Menu
Libération
Décryptage

Sept mois de paralysie en Espagne

Il n'y a plus de gouvernement depuis le 21 décembre. Le conservateur Mariano Rajoy a entamé les discussions pour parvenir à une majorité stable au Parlement. Mais ni la gauche ni le centre ne sont pour le moment prêts à le soutenir.

Le roi d'Espagne Felipe VI reçoit le chef du gouvernement sortant, Mariano Rajoy, le 28 juillet à Madrid. (Photo Angel Diaz. Reuters)
Publié le 29/07/2016 à 19h20

Samedi, l’Espagne atteindra 220 jours sans gouvernement. Le chef de l’exécutif, Mariano Rajoy, en fonction depuis 2011, et son cabinet, expédient les affaires courantes depuis le 21 décembre et ne peuvent mettre en route aucune réforme. Jeudi, le roi Felipe VI a demandé au chef du gouvernement sortant de tenter de former un cabinet pour mettre fin au blocage. Après un premier échec en début d’année et malgré de nouvelles élections en juin, la tâche apparaît délicate Décryptage.

Comment en est-on arrivé là ?

Les législatives du 20 décembre ont été marquées par l’entrée au Parlement de deux nouveaux partis : Podemos («Nous pouvons», gauche anticapitaliste) et Ciudadanos («Citoyens», centre droit). Le bipartisme et l’alternance au pouvoir entre PSOE (social-démocrate) et PP (conservateur), qui a régi la vie publique espagnole depuis le retour de la démocratie, en 1977, a volé en éclats. Le roi Felipe VI a confié aux uns et aux autres, pendant cinq mois, la tâche de réunir une majorité par le biais d’accords ou de coalitions. Peine perdue : ni Mariano Rajoy ni le candidat socialiste, Pedro Sanchez, n’ont eu assez de votes à l’Assemblée pour être investis. Il a fallu retourner aux urnes le 26 juin. Les nouveaux résultats n’ont guère modifié l’équilibre des forces entre droite et gauche, et la majorité reste toujours aussi difficile à trouver.

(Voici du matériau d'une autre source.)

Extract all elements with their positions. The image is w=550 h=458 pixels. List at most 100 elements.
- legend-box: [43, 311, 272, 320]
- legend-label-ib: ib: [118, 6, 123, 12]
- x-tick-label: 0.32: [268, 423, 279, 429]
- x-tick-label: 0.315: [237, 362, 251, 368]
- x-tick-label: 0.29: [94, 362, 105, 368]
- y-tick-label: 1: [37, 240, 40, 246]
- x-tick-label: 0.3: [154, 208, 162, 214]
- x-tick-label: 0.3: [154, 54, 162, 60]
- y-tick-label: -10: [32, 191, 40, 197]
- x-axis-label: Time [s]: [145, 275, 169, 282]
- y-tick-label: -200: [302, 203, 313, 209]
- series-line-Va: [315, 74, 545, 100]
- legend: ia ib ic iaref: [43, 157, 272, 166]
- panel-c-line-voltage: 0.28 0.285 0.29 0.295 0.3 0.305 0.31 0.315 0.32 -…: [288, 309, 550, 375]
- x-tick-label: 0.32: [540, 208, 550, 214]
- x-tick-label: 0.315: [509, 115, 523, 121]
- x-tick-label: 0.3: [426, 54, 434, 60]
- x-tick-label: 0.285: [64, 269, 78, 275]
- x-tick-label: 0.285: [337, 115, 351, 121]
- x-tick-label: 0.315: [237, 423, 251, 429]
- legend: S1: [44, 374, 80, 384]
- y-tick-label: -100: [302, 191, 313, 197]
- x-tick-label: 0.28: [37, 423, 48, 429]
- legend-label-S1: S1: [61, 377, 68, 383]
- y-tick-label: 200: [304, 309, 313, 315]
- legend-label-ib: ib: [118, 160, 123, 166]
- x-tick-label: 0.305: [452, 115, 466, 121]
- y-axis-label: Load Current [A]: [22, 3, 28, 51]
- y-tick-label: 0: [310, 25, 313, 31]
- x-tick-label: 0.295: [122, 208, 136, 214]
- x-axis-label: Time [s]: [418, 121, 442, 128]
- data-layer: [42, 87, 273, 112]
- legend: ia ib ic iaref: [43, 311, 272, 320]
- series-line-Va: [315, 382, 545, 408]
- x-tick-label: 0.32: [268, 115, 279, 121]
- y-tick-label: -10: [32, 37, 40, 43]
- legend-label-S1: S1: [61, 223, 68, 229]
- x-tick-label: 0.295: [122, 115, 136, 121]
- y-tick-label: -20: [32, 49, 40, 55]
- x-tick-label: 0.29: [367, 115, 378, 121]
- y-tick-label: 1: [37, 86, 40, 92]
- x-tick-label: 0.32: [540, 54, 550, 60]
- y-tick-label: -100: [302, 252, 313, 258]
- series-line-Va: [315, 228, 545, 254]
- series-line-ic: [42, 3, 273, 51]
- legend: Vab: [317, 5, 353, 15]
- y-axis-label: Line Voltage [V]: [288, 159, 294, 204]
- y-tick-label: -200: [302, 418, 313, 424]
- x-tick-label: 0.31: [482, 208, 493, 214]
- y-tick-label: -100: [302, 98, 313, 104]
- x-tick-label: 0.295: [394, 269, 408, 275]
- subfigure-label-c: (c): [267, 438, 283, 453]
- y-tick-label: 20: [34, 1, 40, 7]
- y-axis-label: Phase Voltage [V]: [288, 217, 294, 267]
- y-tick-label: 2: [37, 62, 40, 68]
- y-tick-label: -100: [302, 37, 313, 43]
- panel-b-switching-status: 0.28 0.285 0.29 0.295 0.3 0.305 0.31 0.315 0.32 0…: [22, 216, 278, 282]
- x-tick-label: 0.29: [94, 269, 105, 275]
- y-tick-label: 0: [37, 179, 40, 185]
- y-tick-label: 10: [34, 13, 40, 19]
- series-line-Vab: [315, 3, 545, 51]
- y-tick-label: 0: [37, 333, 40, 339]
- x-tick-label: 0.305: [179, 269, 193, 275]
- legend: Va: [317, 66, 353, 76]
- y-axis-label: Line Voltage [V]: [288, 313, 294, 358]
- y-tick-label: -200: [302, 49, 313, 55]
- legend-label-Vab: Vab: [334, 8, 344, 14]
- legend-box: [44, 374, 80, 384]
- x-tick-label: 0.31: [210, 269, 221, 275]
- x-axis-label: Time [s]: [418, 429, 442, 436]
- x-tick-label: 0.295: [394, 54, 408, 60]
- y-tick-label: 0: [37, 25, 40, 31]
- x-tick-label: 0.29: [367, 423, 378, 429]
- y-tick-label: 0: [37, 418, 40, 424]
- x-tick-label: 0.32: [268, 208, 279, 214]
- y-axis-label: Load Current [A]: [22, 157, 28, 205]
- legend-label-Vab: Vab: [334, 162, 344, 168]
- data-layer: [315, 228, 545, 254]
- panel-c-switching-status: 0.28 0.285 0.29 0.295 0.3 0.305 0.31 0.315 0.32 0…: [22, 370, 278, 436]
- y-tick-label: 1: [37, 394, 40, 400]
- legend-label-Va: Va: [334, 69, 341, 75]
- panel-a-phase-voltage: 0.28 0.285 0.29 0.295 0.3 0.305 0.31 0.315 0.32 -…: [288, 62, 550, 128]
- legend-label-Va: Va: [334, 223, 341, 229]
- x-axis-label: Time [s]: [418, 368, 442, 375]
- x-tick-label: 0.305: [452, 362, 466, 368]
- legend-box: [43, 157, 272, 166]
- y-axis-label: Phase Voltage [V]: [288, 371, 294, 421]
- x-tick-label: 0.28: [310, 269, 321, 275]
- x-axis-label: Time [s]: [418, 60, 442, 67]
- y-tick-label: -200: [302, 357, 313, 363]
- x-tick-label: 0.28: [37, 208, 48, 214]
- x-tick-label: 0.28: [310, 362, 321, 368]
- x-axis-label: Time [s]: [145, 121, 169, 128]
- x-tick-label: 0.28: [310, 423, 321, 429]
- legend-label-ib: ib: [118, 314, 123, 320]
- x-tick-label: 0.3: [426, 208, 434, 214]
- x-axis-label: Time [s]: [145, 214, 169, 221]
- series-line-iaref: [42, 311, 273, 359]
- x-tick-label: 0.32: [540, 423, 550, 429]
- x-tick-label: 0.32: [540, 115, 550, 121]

Quel est le paysage politique actuel ?

Les nouveaux partis ont prospéré dans le contexte d’une crise économique dévastatrice, avec un chômage qui a atteint 26% de la population active, cinq années de récession, de 2008 à 2013, et une paupérisation générale. Les deux grands partis ont perdu la moitié de leurs électeurs, au profit de formules de renouvellement de la vie politique et de lutte contre la corruption, dans un contexte de scandales en cascade, surtout concernant le PP. La volonté de rupture avec la politique traditionnelle place les «partis du changement» dans une position délicate : comment pactiser avec les forces qu’on ne cesse de dénoncer ? Ciudadanos s’est tenu éloigné du PP, mais aussi d’un «pôle centriste» qui inclurait le PSOE. Podemos a proposé une feuille de route aux socialistes, mais ses exigences ont été jugées exorbitantes par le PSOE. Les partis régionalistes, catalans et basques, qui par le passé ont servi de force d’appoint dans des majorités parlementaires, sont hors du jeu : leur volonté d’organiser des référendums ouvrant la voie à l’indépendance n’est souscrite que par Podemos, et refusée en bloc par les autres grandes formations.

Quel est le calendrier ?

Mariano Rajoy s’est vu proposé de former un gouvernement en tant que chef du parti arrivé en tête le 26 juin: le PP a obtenu 33,1% des voix, et 137 députés (contre 123 lors du scrutin de décembre). Mais il est loin de la majorité absolue de 176 sièges qui lui permettrait de gouverner seul. Il doit donc convaincre les autres formations de lui apporter les voix qui lui manquent pour obtenir la confiance du Parlement. Ou de s’abstenir. S’il échoue, le roi confiera la même tâche au parti arrivé deuxième, le PSOE : 22,66% et 85 députés. Et si les socialistes ne parviennent pas non plus à réunir une majorité, de nouvelles élections seront convoquées.

Comment l’Espagne fonctionne-t-elle ?

Les ministres en place en décembre le sont toujours formellement mais leur rôle est purement administratif, et la plupart s’abstiennent de déclarations publiques. Faute de majorité pour voter les lois, aucune réforme n’est possible. C’est particulièrement délicat en matière de finances. La Commission européenne, qui menaçait l’Espagne d’une amende de 2 milliards d’euros pour dépassement des déficits publics, a finalement renoncé à la sanction, sur le ton de «ça passe cette fois-ci mais que ça ne se reproduise pas». L’UE donne à Madrid jusqu’à 2018 pour adopter de nouvelles mesures d’économies. Mais pour proposer le budget 2017 et le faire voter, il faut un exécutif en état de marche.